Ya llevo un año en estas tierras, aún recuerdo el día que vi el anuncio en la facultad, «Médicos sin Fronteras necesita matronas para su nueva maternidad en Afar, Etiopía». No me lo pensé dos veces, rellené la solicitud y al cabo de unos días, me llamaron para una entrevista. Ahora soy la jefa de matronas de la zona.

Aquí, sin luz, ni agua corriente, he logrado crecer como comadrona, pero sobre todo como ser humano. Estas mujeres a las que atiendo en sus momentos más íntimos, los de dar a luz un hijo, me han enseñado que tengo una fortaleza que desconocía, o quizás me la han transmitido ellas con su saber milenario, por algo son todas descendientes de «Lucy» y eso se nota en su porte erguido, en los gestos, pero sobre todo, en la dignidad de sus miradas. Estas mujeres llevan, la mayoría de las veces solas y sin medios, todo el peso de la pobre economía familiar. Sus aldeas sobreviven gracias a ellas y con ellas he aprendido a utilizar recursos que para un occidental son banales. Cada una de estas mujeres que he conocido en este último año me ha enseñado que con muy poco se puede hacer mucho.

Aquel jueves era mi día libre y estaba aún en la cama ensimismada en mis pensamientos cuando Laura, mi compañera de habitación, me vino a buscar, -¡levántate que tienes un parto!

-¡No puede ser!, -le dije, -no tengo a nadie… -no me dejó terminar; ha venido Aziz, el guarda de «la casa de la espera» y dice que Abrinet está de parto. -Pero si solo está de siete meses, no puede ser, -seguía sin creérmelo, todo iba bien hace un par de semanas, -pensé.

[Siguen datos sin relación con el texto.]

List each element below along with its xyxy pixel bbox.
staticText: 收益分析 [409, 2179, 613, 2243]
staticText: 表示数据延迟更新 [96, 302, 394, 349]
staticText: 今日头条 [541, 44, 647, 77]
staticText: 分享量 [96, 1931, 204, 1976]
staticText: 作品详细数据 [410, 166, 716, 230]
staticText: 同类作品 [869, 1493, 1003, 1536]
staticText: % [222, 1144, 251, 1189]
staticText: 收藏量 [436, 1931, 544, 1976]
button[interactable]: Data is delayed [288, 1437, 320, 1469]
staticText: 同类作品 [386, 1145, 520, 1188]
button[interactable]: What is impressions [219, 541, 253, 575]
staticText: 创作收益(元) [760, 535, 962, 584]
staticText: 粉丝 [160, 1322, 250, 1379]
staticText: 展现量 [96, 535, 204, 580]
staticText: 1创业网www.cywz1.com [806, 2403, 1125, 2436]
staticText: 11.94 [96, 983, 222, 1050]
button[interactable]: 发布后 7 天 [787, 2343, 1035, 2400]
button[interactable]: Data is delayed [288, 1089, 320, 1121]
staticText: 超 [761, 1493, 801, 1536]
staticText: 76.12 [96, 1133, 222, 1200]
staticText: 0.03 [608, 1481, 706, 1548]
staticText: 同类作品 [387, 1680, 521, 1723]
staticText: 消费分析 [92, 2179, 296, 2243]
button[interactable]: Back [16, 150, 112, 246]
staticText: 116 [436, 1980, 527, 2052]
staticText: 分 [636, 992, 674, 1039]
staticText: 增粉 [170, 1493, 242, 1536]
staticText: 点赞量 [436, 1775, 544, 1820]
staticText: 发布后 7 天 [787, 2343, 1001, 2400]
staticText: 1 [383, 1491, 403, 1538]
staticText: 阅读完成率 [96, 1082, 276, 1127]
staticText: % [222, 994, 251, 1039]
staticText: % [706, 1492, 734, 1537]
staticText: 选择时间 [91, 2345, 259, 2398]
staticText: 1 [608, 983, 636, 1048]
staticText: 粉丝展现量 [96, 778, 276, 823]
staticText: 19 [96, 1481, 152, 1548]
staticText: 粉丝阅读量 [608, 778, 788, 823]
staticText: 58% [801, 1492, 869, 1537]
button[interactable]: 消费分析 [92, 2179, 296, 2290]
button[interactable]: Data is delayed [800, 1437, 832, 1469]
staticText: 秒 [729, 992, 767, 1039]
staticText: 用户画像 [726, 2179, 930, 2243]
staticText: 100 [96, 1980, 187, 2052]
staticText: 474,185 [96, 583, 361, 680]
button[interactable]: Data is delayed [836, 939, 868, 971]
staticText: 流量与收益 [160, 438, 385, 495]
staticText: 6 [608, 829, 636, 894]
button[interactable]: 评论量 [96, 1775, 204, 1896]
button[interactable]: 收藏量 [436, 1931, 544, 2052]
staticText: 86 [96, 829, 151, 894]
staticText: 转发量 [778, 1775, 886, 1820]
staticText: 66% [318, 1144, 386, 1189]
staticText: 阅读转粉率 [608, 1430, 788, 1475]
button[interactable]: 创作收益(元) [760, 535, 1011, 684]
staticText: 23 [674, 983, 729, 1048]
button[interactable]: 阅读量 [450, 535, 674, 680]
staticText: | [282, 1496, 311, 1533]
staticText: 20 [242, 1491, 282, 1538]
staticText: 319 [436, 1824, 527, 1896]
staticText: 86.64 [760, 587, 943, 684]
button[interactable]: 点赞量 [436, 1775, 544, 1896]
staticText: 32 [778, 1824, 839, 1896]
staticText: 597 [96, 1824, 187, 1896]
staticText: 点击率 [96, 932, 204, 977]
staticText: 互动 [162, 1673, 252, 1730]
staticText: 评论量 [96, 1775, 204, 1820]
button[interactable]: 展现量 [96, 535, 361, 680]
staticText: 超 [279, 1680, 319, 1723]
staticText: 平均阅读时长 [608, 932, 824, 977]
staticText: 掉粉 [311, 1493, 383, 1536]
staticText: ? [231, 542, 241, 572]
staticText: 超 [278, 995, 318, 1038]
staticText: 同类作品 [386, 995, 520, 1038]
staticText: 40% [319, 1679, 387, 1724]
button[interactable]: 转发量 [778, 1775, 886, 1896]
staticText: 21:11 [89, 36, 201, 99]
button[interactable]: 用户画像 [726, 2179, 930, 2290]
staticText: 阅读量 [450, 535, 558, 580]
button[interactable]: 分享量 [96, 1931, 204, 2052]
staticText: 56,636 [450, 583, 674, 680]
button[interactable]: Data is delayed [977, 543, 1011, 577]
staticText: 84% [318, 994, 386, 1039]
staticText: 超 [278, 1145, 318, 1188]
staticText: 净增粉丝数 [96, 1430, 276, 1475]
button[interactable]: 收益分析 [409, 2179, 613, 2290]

Me vestí, me enfundé las botas, cogí mi pañuelo y mi instrumental y el guarda y yo nos subimos al jeep. Recorrimos los 15 Km de distancia con dificultad, la única carretera que tenemos en la región suele estar intransitable, las tormentas de arena son frecuentes y el desierto acaba tomando siempre lo que es suyo. El camino puede llegar a ser muy peligroso.

Los 41º no ayudaban, Afar, donde empezó todo, y donde, según los expertos, acabará todo, es lo más parecido al infierno en la tierra que un ser humano puede habitar; pero hay una belleza que me atrapó en su día, y por más que mi familia en Barcelona me pide que vuelva a casa, por más que hay cooperantes que no soportan ni un mes en estas tierras, yo soy incapaz de irme y abandonar mi proyecto de vida. La dureza del paisaje, los ocres de las dunas, el mar de arena, el olor a azufre, la tierra cuarteada por años y años de sequía; todo ese paisaje ya forma parte de mí. Afar era mi lugar en el mundo, sabía que la vida me había llevado allí para quedarme.

La contemplación del paisaje me tenía ensimismada y me distrajo de mi verdadera preocupación, pero se nos cruzó un zorro del desierto y el volantazo que le dio Aziz al jeep me hizo volver a la realidad… Abrinet. Solo esperaba que todo fuera una falsa alarma, su marido, como tantos hombres de la zona, había emprendido la marcha anual con la caravana de camellos para vender la sal que les permitía malvivir; aún tardaría unos meses en volver, los pueblos nómadas viven yendo y viniendo. Ella estaba sola ante el parto de su primer hijo.

Cuando llegamos al poblado ya era casi mediodía y el sol quemaba todo lo que encontraba a su paso, nadie vino a recibirnos, las moscas se nos pegaban a la cara y opté por cubrirme con el pañuelo hasta entrar en «la casa de la espera». Allí había una veintena de camas y colchones esparcidos por el suelo, todos ocupados por pequeños, que acompañados por sus madres, esperaban su ración de papilla. El hambre y la sed lo devastaban todo.

Pregunté por Abrinet y me dijo la enfermera que la encontraría en su choza, -no ha querido salir de ella, me comentó, -dice que si se va, los espíritus de su familia se perderán en el trayecto, y no quiere estar sola ante el parto.

Cuando entré en la choza me encontré con un charco de sangre y a Abrinet pálida como la luz de la luna. Le tomé el pulso, se nos había ido. Lloré, lloré de impotencia y de dolor, ya estaba bien de tanto agravio al ser humano. Nunca me acostumbraré a este dolor, a esta injusticia. Porque, ¿sabéis lo peor?, Abrinet, como tantas otras mujeres y niñas de Etiopía murió por ir a buscar agua al pozo. Cargó con un bidón de 25 kg a sus espaldas, estaba acostumbrada a hacerlo desde niña, pero esta vez su placenta no se lo permitió. Murió de una hemorragia.

La enterramos cerca de donde un día hallaron a Lucy, quizás dentro de muchos miles de años, alguien la encuentre y pueda explicar esta locura.